I will also ask my colleagues whether they are aware of any specific advice line or service that might be available.

As dad will be coming out of prison soon, I expect that a referral will be made to children services to advise them of this. So children services are likely to get in touch with you again.

Also multi-agency risk assessment will take place to ascertain the level of risk that dad might pose to the public and how that risk will be managed. Here is some information about these assessments.

In respect of any court application for contact that dad might make, you could contact the Coram children’s legal centre or Rights of Women about the legal process.
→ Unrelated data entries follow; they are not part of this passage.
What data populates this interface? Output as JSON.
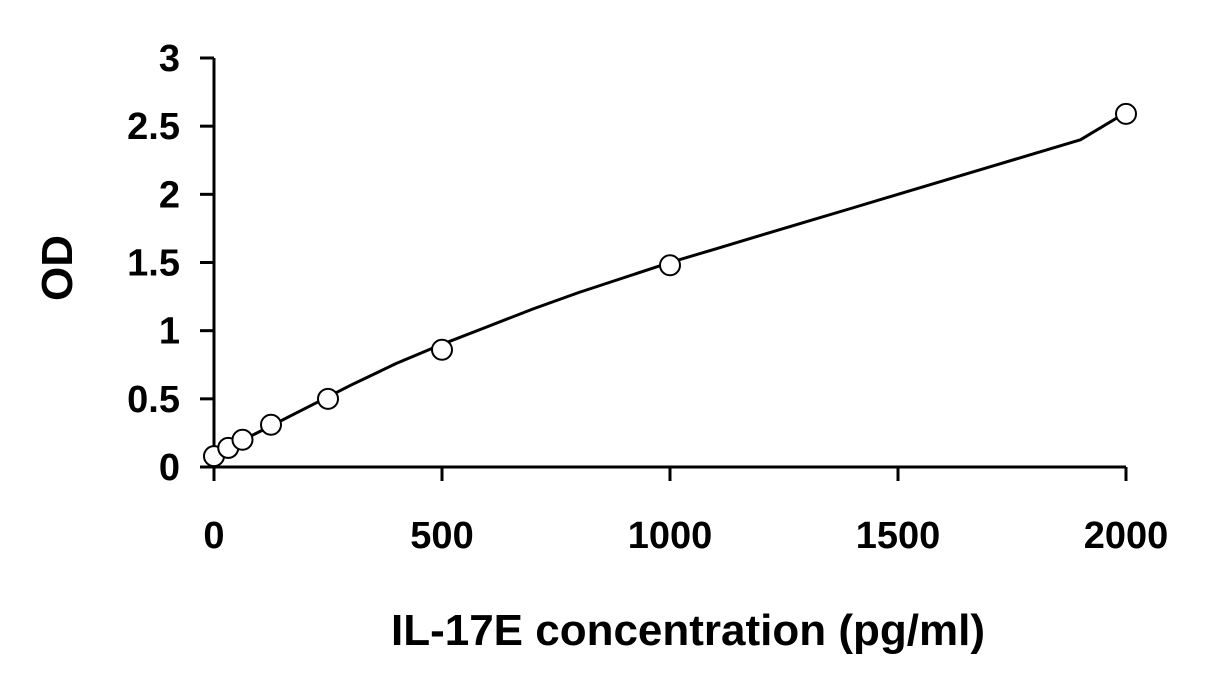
{
  "chart_data": {
    "type": "scatter",
    "title": "",
    "xlabel": "IL-17E concentration (pg/ml)",
    "ylabel": "OD",
    "xlim": [
      0,
      2000
    ],
    "ylim": [
      0,
      3
    ],
    "x_ticks": [
      0,
      500,
      1000,
      1500,
      2000
    ],
    "y_ticks": [
      0,
      0.5,
      1,
      1.5,
      2,
      2.5,
      3
    ],
    "x_tick_labels": [
      "0",
      "500",
      "1000",
      "1500",
      "2000"
    ],
    "y_tick_labels": [
      "0",
      "0.5",
      "1",
      "1.5",
      "2",
      "2.5",
      "3"
    ],
    "grid": false,
    "legend": "none",
    "marker": "open-circle",
    "series": [
      {
        "x": [
          0,
          31.25,
          62.5,
          125,
          250,
          500,
          1000,
          2000
        ],
        "y": [
          0.08,
          0.14,
          0.2,
          0.31,
          0.5,
          0.86,
          1.48,
          2.59
        ]
      }
    ],
    "fit_curve": {
      "x": [
        0,
        100,
        200,
        300,
        400,
        500,
        600,
        700,
        800,
        900,
        1000,
        1100,
        1200,
        1300,
        1400,
        1500,
        1600,
        1700,
        1800,
        1900,
        2000
      ],
      "y": [
        0.09,
        0.26,
        0.43,
        0.6,
        0.76,
        0.9,
        1.03,
        1.16,
        1.28,
        1.39,
        1.5,
        1.6,
        1.7,
        1.8,
        1.9,
        2.0,
        2.1,
        2.2,
        2.3,
        2.4,
        2.6
      ]
    }
  }
}
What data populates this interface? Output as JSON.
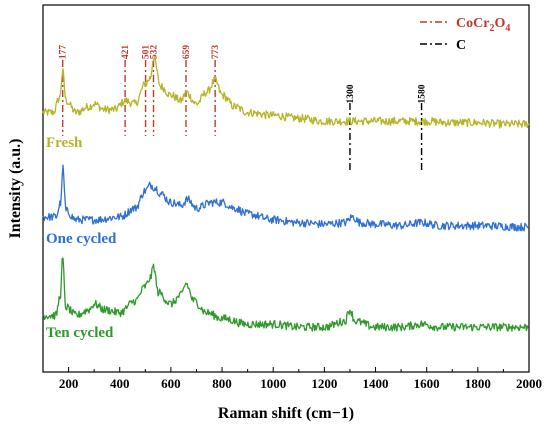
{
  "chart_data": {
    "type": "line",
    "title": "",
    "xlabel": "Raman shift (cm−1)",
    "ylabel": "Intensity (a.u.)",
    "xlim": [
      100,
      2000
    ],
    "x_ticks": [
      200,
      400,
      600,
      800,
      1000,
      1200,
      1400,
      1600,
      1800,
      2000
    ],
    "y_ticks_shown": false,
    "grid": false,
    "legend": {
      "placement": "top-right",
      "entries": [
        {
          "label": "CoCr2O4",
          "text_main": "CoCr",
          "sub1": "2",
          "mid": "O",
          "sub2": "4",
          "color": "#c0392b",
          "style": "dash-dot"
        },
        {
          "label": "C",
          "color": "#000000",
          "style": "dash-dot"
        }
      ]
    },
    "reference_lines": [
      {
        "x": 177,
        "label": "177",
        "group": "CoCr2O4",
        "color": "#c0392b"
      },
      {
        "x": 421,
        "label": "421",
        "group": "CoCr2O4",
        "color": "#c0392b"
      },
      {
        "x": 501,
        "label": "501",
        "group": "CoCr2O4",
        "color": "#c0392b"
      },
      {
        "x": 532,
        "label": "532",
        "group": "CoCr2O4",
        "color": "#c0392b"
      },
      {
        "x": 659,
        "label": "659",
        "group": "CoCr2O4",
        "color": "#c0392b"
      },
      {
        "x": 773,
        "label": "773",
        "group": "CoCr2O4",
        "color": "#c0392b"
      },
      {
        "x": 1300,
        "label": "1300",
        "group": "C",
        "color": "#000000"
      },
      {
        "x": 1580,
        "label": "1580",
        "group": "C",
        "color": "#000000"
      }
    ],
    "series": [
      {
        "name": "Fresh",
        "color": "#b5b52a",
        "offset": 0.72,
        "x": [
          100,
          140,
          165,
          177,
          190,
          230,
          280,
          300,
          340,
          380,
          421,
          460,
          501,
          520,
          532,
          560,
          600,
          640,
          659,
          700,
          740,
          773,
          800,
          850,
          900,
          1000,
          1100,
          1200,
          1300,
          1400,
          1500,
          1580,
          1700,
          1800,
          1900,
          2000
        ],
        "y": [
          0.03,
          0.03,
          0.08,
          0.17,
          0.07,
          0.03,
          0.05,
          0.06,
          0.04,
          0.04,
          0.07,
          0.06,
          0.13,
          0.15,
          0.22,
          0.12,
          0.09,
          0.07,
          0.1,
          0.06,
          0.1,
          0.14,
          0.09,
          0.05,
          0.03,
          0.02,
          0.01,
          0.0,
          0.0,
          0.0,
          0.0,
          0.0,
          -0.005,
          -0.005,
          -0.01,
          -0.01
        ]
      },
      {
        "name": "One cycled",
        "color": "#2f6fd6",
        "offset": 0.36,
        "x": [
          100,
          150,
          170,
          177,
          190,
          230,
          300,
          400,
          460,
          500,
          520,
          540,
          560,
          600,
          640,
          665,
          700,
          760,
          800,
          850,
          900,
          1000,
          1100,
          1200,
          1280,
          1310,
          1340,
          1400,
          1500,
          1580,
          1650,
          1800,
          2000
        ],
        "y": [
          0.03,
          0.03,
          0.08,
          0.2,
          0.05,
          0.02,
          0.02,
          0.03,
          0.06,
          0.12,
          0.14,
          0.13,
          0.11,
          0.08,
          0.07,
          0.09,
          0.06,
          0.08,
          0.08,
          0.06,
          0.04,
          0.02,
          0.01,
          0.005,
          0.01,
          0.03,
          0.01,
          0.005,
          0.0,
          0.01,
          0.0,
          0.0,
          -0.005
        ]
      },
      {
        "name": "Ten cycled",
        "color": "#2e9a2a",
        "offset": 0.0,
        "x": [
          100,
          150,
          168,
          177,
          188,
          230,
          280,
          300,
          340,
          400,
          460,
          500,
          520,
          532,
          550,
          600,
          640,
          659,
          690,
          740,
          800,
          900,
          1000,
          1100,
          1200,
          1280,
          1300,
          1320,
          1400,
          1500,
          1580,
          1650,
          1800,
          2000
        ],
        "y": [
          0.05,
          0.05,
          0.12,
          0.25,
          0.08,
          0.05,
          0.07,
          0.09,
          0.07,
          0.06,
          0.1,
          0.15,
          0.18,
          0.22,
          0.13,
          0.09,
          0.12,
          0.16,
          0.1,
          0.06,
          0.04,
          0.02,
          0.02,
          0.01,
          0.01,
          0.03,
          0.07,
          0.03,
          0.01,
          0.01,
          0.02,
          0.01,
          0.01,
          0.01
        ]
      }
    ]
  }
}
I hope this information helps but please post again or if you need more in depth advice, you could also contact our advice line on 0808 801 0366.
I will hopefully be able to find other resources that might be of help to you.

Best wishes,

Suzie

Alhow*
Posts: 5
Joined: Wed Mar 09, 2016 10:28 pm

Re: Indecent images plus more.

Post by Alhow* » Sun Aug 07, 2016 10:07 pm

Hi Suzie,

I know a lot of time has passed since I last posted. And I must say that I really appreciate your advice and support even though I did not express that at the time. Although I had no other positive support from many places, you quickly responded, and although I felt there was no where left to go, you still tried to help. Thank you. As time has passed, things with my daughter have settled down somewhat. In the last week I learned that my ex partner is now being deported and will not be allowed to come back, as far as I know. As much as that takes most of the decisions away from me I can still not help but feel very sad about the situation for my daughter. I also appreciate that a lot of other women do not have the same situation as me and have to deal with the ongoing harrowing dilemma of the male still being about somewhere. It is truly horrendous. As no one else has posted I will leave it at that. But thank you to you.

Boobop16
Posts: 19
Joined: Thu Jul 07, 2016 8:31 am

Re: Indecent images plus more.

Post by Boobop16 » Mon Aug 08, 2016 10:02 am

Alhoward

At least you have some sort of solution and you know your girl will be safe. Lots of children grow up without fathers, I did, and am a widow so my daughter will as well. More important is that they are loved, nurtured by those who are there. Don't beat yourself up, it's not your fault. Keep heart and keep strong. Wishing you lots of luck.